Проводник кивнул, подтверждая догадку.
— Видишь, Эдмонд, какой яркий символ в защиту моих слов! Блохастый горностай! Тот самый зверек, хвост которого украшает мантии королей и царей!
— Блохастый горностай? — переспросил Спенсер и рассмеялся. — Какое блохастое величие царя природы!
Наверное, зверька удовлетворил ответ. Он юркнул обратно, исчез в камнях. Мелькнул пышный хвост — объект мечтаний придворных портных.
Я подошёл к Большому, чтобы передать ему очередную вязанку хвороста.
— Что у вас случилось? — Большой не выдержал, спросил обеспокоенный. — Поссорились?
— Все в порядке, — успокоил я его. — Не ссоримся. Просто разговариваем.
— Просто — так не разговаривают, — усмехнулся Большой. — Твой друг — большой абрек. Ты с ним будь поосторожней.
— С чего ты взял⁈ — моему удивлению не было предела.
— Видишь рукава его черкески? Все изорваны! Когда в бою пыжи кончаются, настоящий абрек рвет рукава на лоскуты, чтобы использовать вместо пыжей. Не выходит из боя! Вот так!
— Что? — поинтересовался Спенсер, когда я вернулся к нему.
— Подумал, что мы ссоримся.
Я не стал его посвящать в интерпретации горцами его воинственного, как им казалось, вида. Не дай Бог, загордится! Где мне найти еще одного блохастого горностая, чтобы приземлить англичанина на землю⁈
— А! — Эдмонд кивнул. — Помоги мне, пожалуйста.
Я позвал на помощь горцев. Помогли Спенсеру взобраться обратно на лошадь. Как бы он ни храбрился, я видел, как ему тяжело. Какой болью отзывается каждое его движение. Как он хрипло дышит. Кроме состояния его рук, меня насторожили еще его глаза.

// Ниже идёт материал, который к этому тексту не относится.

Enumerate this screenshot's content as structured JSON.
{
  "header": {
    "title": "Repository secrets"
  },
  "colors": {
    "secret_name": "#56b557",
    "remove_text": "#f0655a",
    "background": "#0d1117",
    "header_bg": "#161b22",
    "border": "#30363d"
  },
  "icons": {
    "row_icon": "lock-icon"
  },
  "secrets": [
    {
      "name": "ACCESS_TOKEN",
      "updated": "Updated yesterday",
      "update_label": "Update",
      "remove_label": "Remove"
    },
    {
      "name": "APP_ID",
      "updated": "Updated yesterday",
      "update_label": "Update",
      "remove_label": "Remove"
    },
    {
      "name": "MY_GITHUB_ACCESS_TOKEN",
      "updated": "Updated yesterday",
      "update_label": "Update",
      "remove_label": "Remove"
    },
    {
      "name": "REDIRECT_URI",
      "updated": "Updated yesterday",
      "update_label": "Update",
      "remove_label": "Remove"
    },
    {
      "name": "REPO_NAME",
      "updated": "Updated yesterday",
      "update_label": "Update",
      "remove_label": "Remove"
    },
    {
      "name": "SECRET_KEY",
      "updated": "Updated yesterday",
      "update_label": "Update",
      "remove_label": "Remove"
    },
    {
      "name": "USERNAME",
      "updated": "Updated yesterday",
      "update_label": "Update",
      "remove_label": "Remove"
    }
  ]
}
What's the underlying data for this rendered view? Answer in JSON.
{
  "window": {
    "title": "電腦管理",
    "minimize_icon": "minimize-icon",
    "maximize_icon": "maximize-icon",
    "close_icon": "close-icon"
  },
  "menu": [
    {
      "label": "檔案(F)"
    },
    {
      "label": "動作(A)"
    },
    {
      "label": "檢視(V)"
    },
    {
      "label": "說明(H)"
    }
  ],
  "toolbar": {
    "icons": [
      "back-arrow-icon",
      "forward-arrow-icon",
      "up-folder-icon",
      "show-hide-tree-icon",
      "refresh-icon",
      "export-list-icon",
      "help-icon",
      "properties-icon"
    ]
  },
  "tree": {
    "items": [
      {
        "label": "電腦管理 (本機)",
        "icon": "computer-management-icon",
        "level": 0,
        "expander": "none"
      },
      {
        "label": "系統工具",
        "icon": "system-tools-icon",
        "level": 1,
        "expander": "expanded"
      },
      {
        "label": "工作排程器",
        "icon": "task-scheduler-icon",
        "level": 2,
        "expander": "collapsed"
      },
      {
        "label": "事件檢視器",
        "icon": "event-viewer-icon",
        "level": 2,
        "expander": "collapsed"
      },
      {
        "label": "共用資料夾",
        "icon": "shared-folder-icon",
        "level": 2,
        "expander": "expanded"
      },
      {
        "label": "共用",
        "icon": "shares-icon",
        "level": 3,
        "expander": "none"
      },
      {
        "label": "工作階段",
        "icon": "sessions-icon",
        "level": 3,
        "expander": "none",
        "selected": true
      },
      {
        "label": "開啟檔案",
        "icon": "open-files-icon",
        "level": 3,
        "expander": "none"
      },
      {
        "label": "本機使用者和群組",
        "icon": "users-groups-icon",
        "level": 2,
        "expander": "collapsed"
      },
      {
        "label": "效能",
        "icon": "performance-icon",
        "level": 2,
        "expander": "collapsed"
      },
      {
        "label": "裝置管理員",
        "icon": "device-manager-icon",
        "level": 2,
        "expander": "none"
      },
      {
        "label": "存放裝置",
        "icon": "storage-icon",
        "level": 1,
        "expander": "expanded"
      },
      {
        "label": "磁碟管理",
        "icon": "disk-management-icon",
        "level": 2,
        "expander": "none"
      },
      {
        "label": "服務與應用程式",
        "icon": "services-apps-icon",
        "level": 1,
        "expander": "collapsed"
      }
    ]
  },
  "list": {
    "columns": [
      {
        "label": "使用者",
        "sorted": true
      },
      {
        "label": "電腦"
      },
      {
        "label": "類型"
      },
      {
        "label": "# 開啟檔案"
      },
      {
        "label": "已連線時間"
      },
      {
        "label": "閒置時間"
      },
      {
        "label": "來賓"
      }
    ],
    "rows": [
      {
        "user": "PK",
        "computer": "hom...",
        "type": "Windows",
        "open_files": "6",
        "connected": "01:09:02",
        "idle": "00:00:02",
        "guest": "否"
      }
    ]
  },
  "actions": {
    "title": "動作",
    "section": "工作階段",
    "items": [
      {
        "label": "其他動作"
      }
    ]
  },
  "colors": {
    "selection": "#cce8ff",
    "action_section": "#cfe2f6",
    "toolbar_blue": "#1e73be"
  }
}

«Очевидно, нездоровый блеск, — подумал я. — Или это следствие ран. Или он еще вдобавок ко всему сильно простыл. К бабке не ходи, как бы сказал отец Варфоломей, но у него сейчас совсем не 36,6! Это плохо. Теплая постель и горячий чай с мёдом будут нескоро. Если, вообще, будут…»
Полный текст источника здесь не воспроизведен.